European countries have "fundamentally failed" to fulfil their promises to relocate refugees and asylum-seekers leaving thousands of people abandoned in Greece and Italy, Amnesty International says.
The relocation scheme was agreed in September 2015 and offered around 120,000 refugees and asylum-seekers fleeing war and persecution the chance to rebuild their lives.
So far, European countries have fulfilled less than a third of their asylum relocation commitments.
The worst offenders are Poland and Hungary, both of which have refused to accept a single refugee from Italy and Greece.
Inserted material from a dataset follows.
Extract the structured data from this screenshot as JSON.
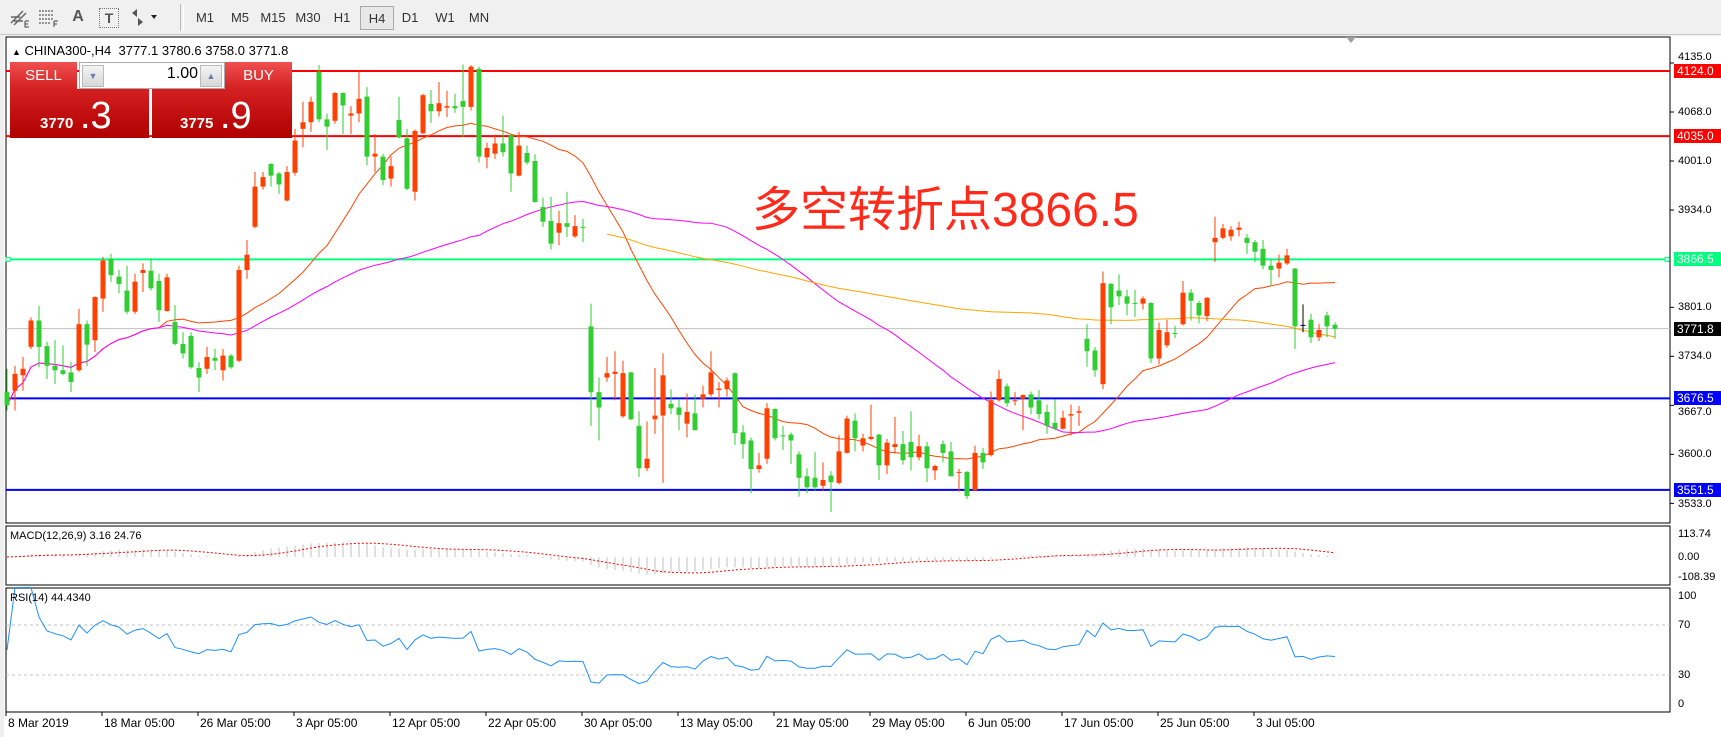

Slovakia has only accepted 16 of the 902 asylum-seekers it was assigned, after unsuccessfully challenging the relocation scheme in the European Court, while the Czech Republic has only accepted 12 of 2,691.
Malta is the only EU country to have fulfilled its quota, while Norway and Lichtenstein opted into the scheme voluntarily and have both met their target of 1,500 and 10 respectively.
Belgium has fulfilled 25.6 percent of its quota, the Netherlands has fulfilled 39.6 percent of the target it committed to, and Portugal 49.1 percent.
"Two years after this scheme was agreed, most EU member states have fundamentally failed refugees and asylum-seekers, shirking their responsibilities and leaving thousands abandoned in Italy and Greece," Iverna McGowan, Director of the Amnesty International European Institutions Office, said.
The deadline for relocation ends this September, but Amnesty says governments must continue to relocate eligible refugees in line with their obligations.
"This isn't about paying lip service to doing right by refugees and asylum-seekers, it is a legal obligation", McGowan said.
"EU countries must now step up and make good on the promises they made, or risk being taken to the European Court and potentially facing tough penalties."
Thousands of people, many of them Syrians fleeing war, are stuck in Greece's Aegean islands as a result of an EU-Turkish agreement that curbed the influx of migrants to the European Union.
Asylum-seekers trapped in overcrowded refugee camps have tried to kill themselves amid desperate conditions and an escalating mental health crisis.
More than 100,000 refugees have made the treacherous journey across the Mediterranean Sea to reach Europe in 2017, with 2,247 dying in the process.